How often do you encounter cases similar to this one in your practice?
I manage similar cases on a daily basis in my practice. I perform more advanced cartilage restorative procedures (e.g., osteochondral allografts) than any other clinic in the United States.
Do you believe there might have been medical error?
The lay population (in my opinion) often operates under the assumption that an MRI tells everything that's wrong; this is simply not true. While the MRI may have identified the cartilage lesion, it often is not possible to know if other conditions exist where a microfracture would be indicated (size of lesion, focal defect with surrounding normal cartilage, amount of other compartment involvement). It is a common to find meniscal pathology and cartilage pathology not seen on an MRI and a " game time " decision often needs to be made. I don't think it's reasonable to expect a surgeon to list every single possible abnormality that may be identified. If that's the "standard" then is it safe, reasonable or efficient to have the person come back for a second procedure? I would argue this person would have had more down time and be more upset if the surgeon did not do the procedure and recommended it after the fact as a second procedure. Also, the language in consent does imply that other pathology may be found and need to be addressed; even though she cannot comprehend this.

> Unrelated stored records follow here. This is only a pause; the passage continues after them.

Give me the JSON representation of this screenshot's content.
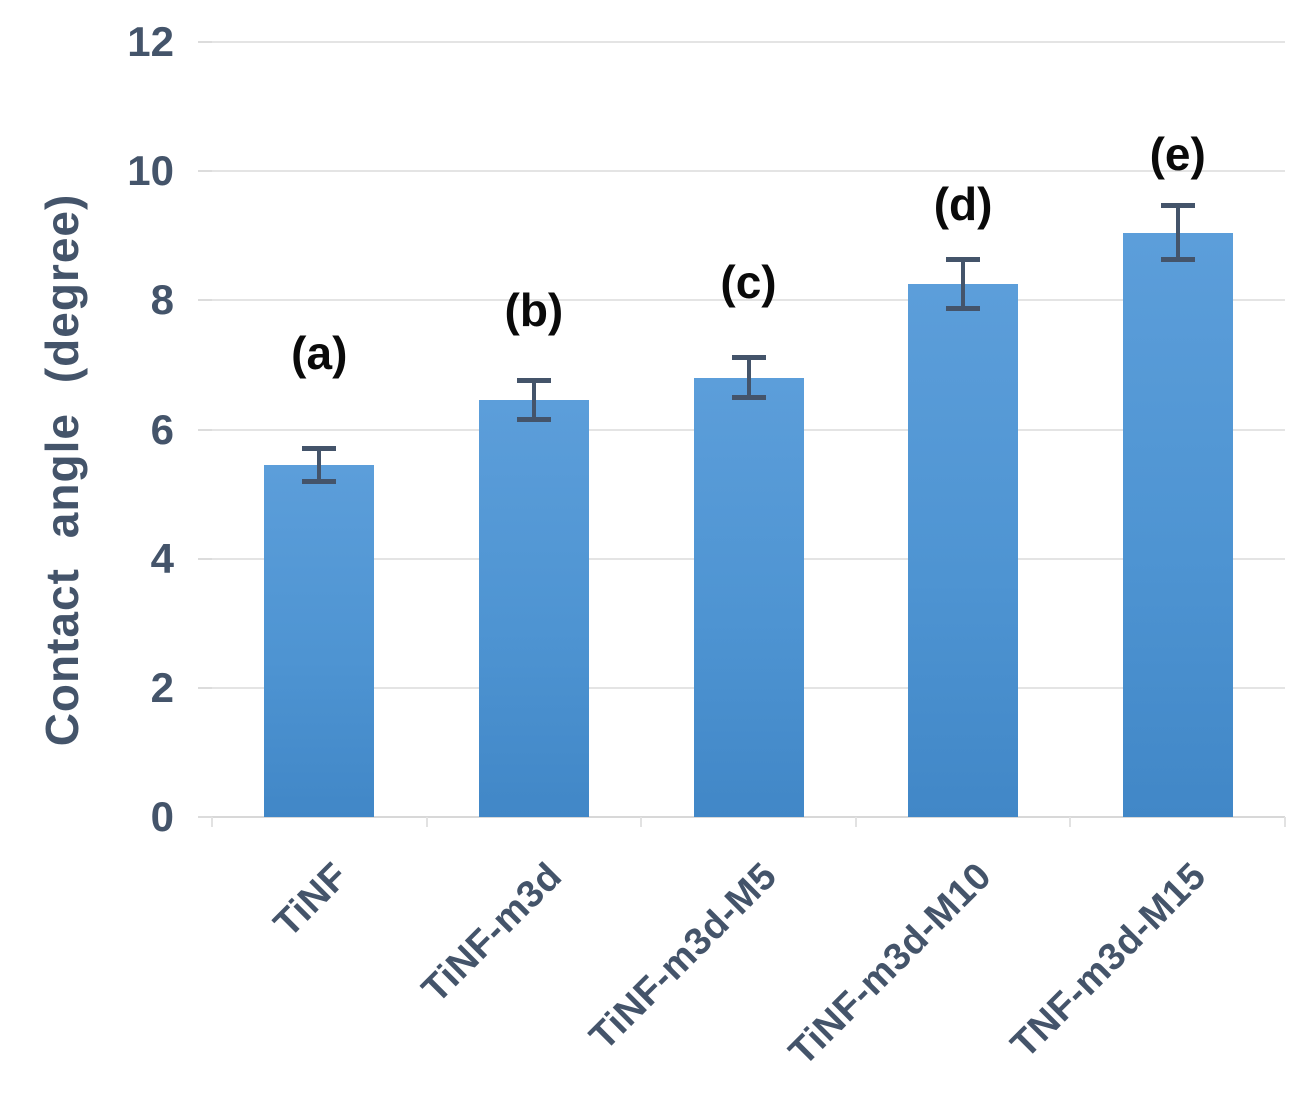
{
  "chart_data": {
    "type": "bar",
    "title": "",
    "xlabel": "",
    "ylabel": "Contact angle (degree)",
    "ylim": [
      0,
      12
    ],
    "yticks": [
      0,
      2,
      4,
      6,
      8,
      10,
      12
    ],
    "grid": "horizontal-light",
    "legend": "none",
    "categories": [
      "TiNF",
      "TiNF-m3d",
      "TiNF-m3d-M5",
      "TiNF-m3d-M10",
      "TNF-m3d-M15"
    ],
    "values": [
      5.45,
      6.45,
      6.8,
      8.25,
      9.05
    ],
    "error_bars": [
      0.3,
      0.34,
      0.35,
      0.42,
      0.45
    ],
    "bar_labels": [
      "(a)",
      "(b)",
      "(c)",
      "(d)",
      "(e)"
    ]
  },
  "style": {
    "bar_color_top": "#5c9eda",
    "bar_color_bottom": "#4187c7",
    "error_bar_color": "#44546a",
    "axis_text_color": "#44546a",
    "annotation_color": "#0a0a0a",
    "gridline_color": "#e4e4e4"
  }
}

Do you believe there might have been causation (i.e. the medical error resulted in an injury)?
While a microfracture may not cure the pain from a cartilage lesion, there is no reason to think it made her worse. She seems just inconvenienced.
What makes you a good expert for this case?
Orthopaedic Surgeon Specialize in Sports, knee and cartilage surgery
How often do you encounter cases similar to this one in your practice?
Often. I do many arthroscopies every year and often find unexpected cartilage or meniscal damage.